The reference to spiritual figures was high during struggles for liberation, as opposed to today’s society which has become highly urbanized, modernized, and individualistic. And does not care much about the deep history of the continent. As if history has ended.
However, to deny this history is akin to gross injustice. By refusing to acknowledge, and study more about African traditional religions, a sense of identity that is fulfilling to the soul is missing. African traditional religions were the hearts and souls of pre-colonial societies and served those societies with priceless lessons about life.
African religions were crucial in forming the moral compass of societies. An individual’s existence was nothing without being intrinsically tied to the whole community. In turn, the whole community was nothing without these committed individuals.
These religions shaped and informed the identities of countless African societies (today, most of what we consider ‘natural’ to black people in terms of values and morals was shaped by these religions, which most people now despise in our contemporary times).
While one is free to choose whatever religion they wish, it is not necessary to denigrate African religions. It is not necessary to deny the existence of these religions together with their roots in pre-colonial societies. It is not necessary to say that African religions are evil, barbaric, and regressive. Because that is not the case, at all.
This is a result of centuries of imperialism, and as watered down to contemporary populations through modernity.
There are plenty of good values to learn from African indigenous religions about life and everything that comes with this.
Regrettably, most Christian churches choose to disparage African religions and fail to speak about how these were instrumental when African countries fought for their liberation from the colonizers at different stages of history.
They fail to appreciate that the emphasis of African identity on totems is informed by these indigenous religions. Totemism embodies the souls of nature similar to men. This is an indispensable part of the African psyche, despite apparent attempts to view this in light terms. They are important for a group’s identity.
This example on totemism serves to illustrate the point that our national consciousness is still informed by these values – which have their roots in pre-colonial societies.
Before colonization, these religions were the way of life. They were everything. Hence, they should not be treated as an “end of history.”
African religions always stressed the importance of communalism – and with how contemporary African societies have become increasingly individualistic, it is important to revisit these principles. In African religions, man lives in a state of relationships and interdependence. Man, as an individual does not live on his terms, but in terms of the human community and nature.

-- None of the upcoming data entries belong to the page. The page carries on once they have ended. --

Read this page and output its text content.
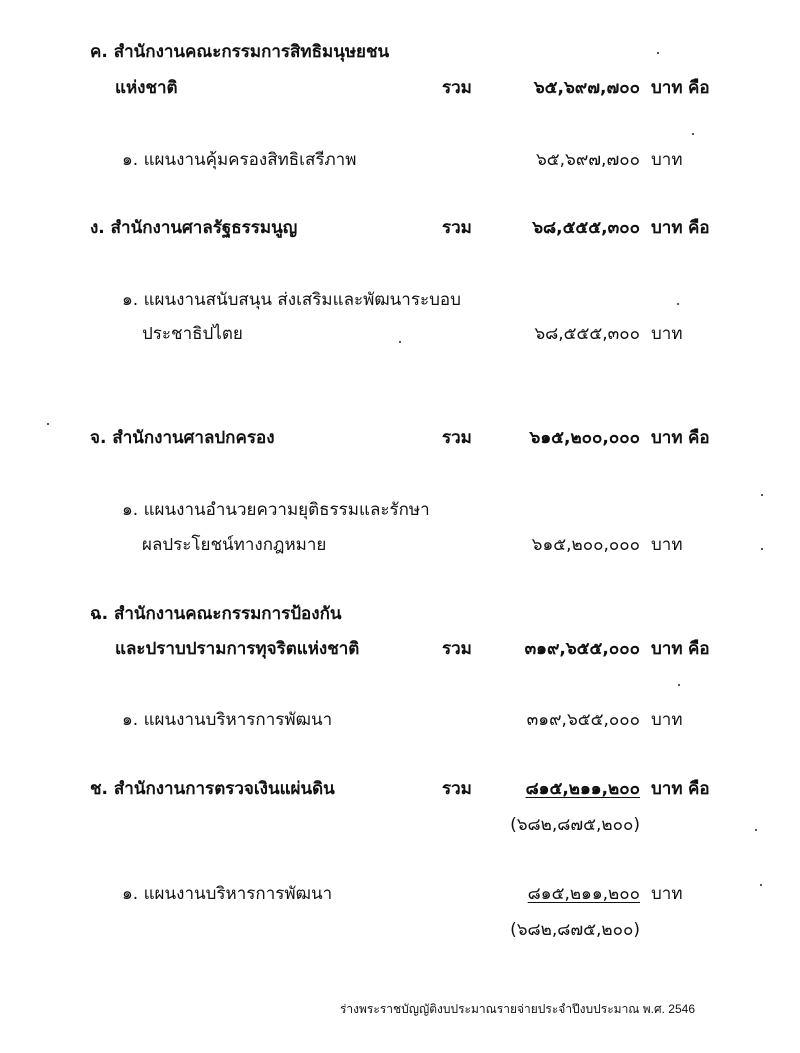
ค. สำนักงานคณะกรรมการสิทธิมนุษยชน
แห่งชาติ	รวม	๖๕,๖๙๗,๗๐๐ บาท คือ
๑. แผนงานคุ้มครองสิทธิเสรีภาพ	๖๕,๖๙๗,๗๐๐ บาท
ง. สำนักงานศาลรัฐธรรมนูญ	รวม	๖๘,๕๕๕,๓๐๐ บาท คือ
๑. แผนงานสนับสนุน ส่งเสริมและพัฒนาระบอบ
ประชาธิปไตย	๖๘,๕๕๕,๓๐๐ บาท
จ. สำนักงานศาลปกครอง	รวม	๖๑๕,๒๐๐,๐๐๐ บาท คือ
๑. แผนงานอำนวยความยุติธรรมและรักษา
ผลประโยชน์ทางกฎหมาย	๖๑๕,๒๐๐,๐๐๐ บาท
ฉ. สำนักงานคณะกรรมการป้องกัน
และปราบปรามการทุจริตแห่งชาติ	รวม	๓๑๙,๖๕๕,๐๐๐ บาท คือ
๑. แผนงานบริหารการพัฒนา	๓๑๙,๖๕๕,๐๐๐ บาท
ช. สำนักงานการตรวจเงินแผ่นดิน	รวม	๘๑๕,๒๑๑,๒๐๐ บาท คือ
(๖๘๒,๘๗๕,๒๐๐)
๑. แผนงานบริหารการพัฒนา	๘๑๕,๒๑๑,๒๐๐ บาท
(๖๘๒,๘๗๕,๒๐๐)
ร่างพระราชบัญญัติงบประมาณรายจ่ายประจำปีงบประมาณ พ.ศ. 2546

From these values flow Ubuntu – “I am because we are.” Modernity has resulted in people who are selfish, and who think their actions do not affect the public. Public interest has been set aside, and this manifests itself in some ludicrous decisions taken by African governments in collusion with private capital (both global and local). People are now irritable, impatient, lack good attention spans, and have become extremely materialistic.
But it is always important to remind each other, in attempts to decolonize the African mind, that African indigenous religions are not evil. And have never been evil. With the rapacious materialism of today’s age, which makes people do absurd things all because of money, it is imperative to return to some of the teachings found in African traditions – teachings that help us value the community.
This will help people regulate their actions in the public interest and foster more empathy. In turn, there will be a robust national consciousness that is always historically aware of its identity. For contemporary African peoples, African traditional religions may have lost their appeal but it does not mean that they are worthless – on the contrary, they are rich.